Workday has been developing large language models since the start of the decade, and has added additional AI functionality inorganically in areas such as talent orchestration and contract management through the acquisitions of HiredScore and Evisort, respectively. But one of Workday’s biggest assets in its AI ambitions is the ability to harness a single, clean and consistent data set. The company has more than 70 million users under contract generating more than 800 billion transactions a year on its platform, using its uniform data model.

 

PAC’s View

PAC had the opportunity to talk with multiple Workday customers, who shared their recent experience of working with the vendor.

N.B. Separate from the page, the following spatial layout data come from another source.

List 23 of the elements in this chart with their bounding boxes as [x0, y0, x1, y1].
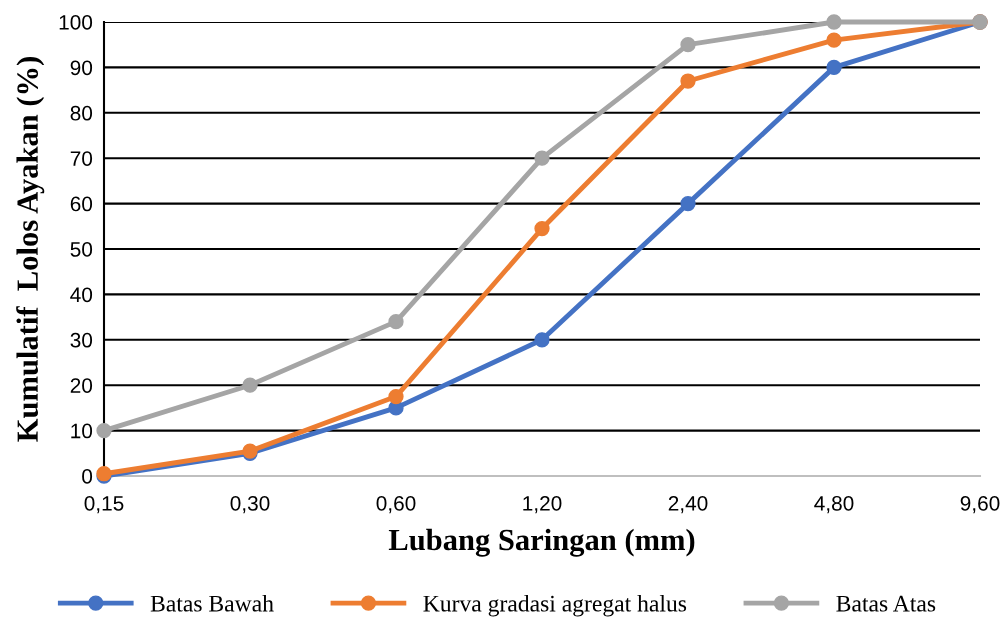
y-tick-label: 100	[59, 15, 93, 30]
y-tick-label: 40	[70, 287, 93, 303]
x-tick-label: 4,80	[814, 495, 854, 514]
legend-label: Batas Bawah	[150, 595, 274, 612]
y-tick-label: 10	[71, 423, 93, 439]
legend-label: Kurva gradasi agregat halus	[423, 595, 687, 617]
y-tick-label: 30	[70, 332, 93, 348]
y-tick-label: 80	[70, 105, 93, 121]
x-tick-label: 0,30	[230, 495, 270, 514]
x-axis-title: Lubang Saringan (mm)	[388, 528, 695, 557]
legend-label: Batas Atas	[836, 595, 936, 612]
y-tick-label: 50	[70, 242, 93, 257]
y-axis-title: Kumulatif Lolos Ayakan (%)	[16, 57, 45, 442]
x-tick-label: 1,20	[523, 495, 562, 514]
x-tick-label: 0,60	[376, 495, 416, 514]
x-tick-label: 2,40	[668, 495, 708, 514]
x-tick-label: 9,60	[960, 495, 1000, 514]
y-tick-label: 0	[82, 469, 93, 484]
y-tick-label: 70	[70, 151, 93, 166]
y-tick-label: 60	[70, 196, 93, 212]
x-tick-label: 0,15	[84, 495, 124, 514]
y-tick-label: 20	[70, 378, 93, 393]
y-tick-label: 90	[70, 60, 93, 76]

Our view is that the company is in tune with what many European organizations are looking for in a modern ERP core. We heard many examples of businesses that were willing to adapt their previous ways of working to re-build on a platform that can bring rapid returns in terms of process streamlining and simplification. Many are at least testing the water with its AI offerings, and both its client retention rate and new logo bid success rates are impressively high.

Some organizations are also using the Workday to enable big, cultural shifts. One major manufacturer is using its HR platform to help it transition towards adopting a skills-based talent development strategy. This is designed to address bottlenecks in recruitment and retention by focusing more on the skills and abilities that individuals bring to the table, rather than their previous work and education experience.

One area that Workday needs to address – particularly in Europe – is the reinforcement of its partner ecosystem network. As clients take Workday deeper into the core of their organization to support broader sets of critical processes, they will need help in ensuring that they harness it in the right way to meet their specific industry requirements. Change management is another area where consulting and implementation partners can play a key role in helping those client project leaders that may have limited experience in major technology-centric transformation programmes.

Conservative buying behaviour relating to SaaS solutions will remain the biggest obstacle for the company’s development on this side of the Atlantic. But Workday clearly acknowledges that Europe is a complex region to address, and that understanding local requirements and regulation are both a necessity and an opportunity. It will be interesting to follow how its current wave of investment pays off in supporting its growth ambitions in the region.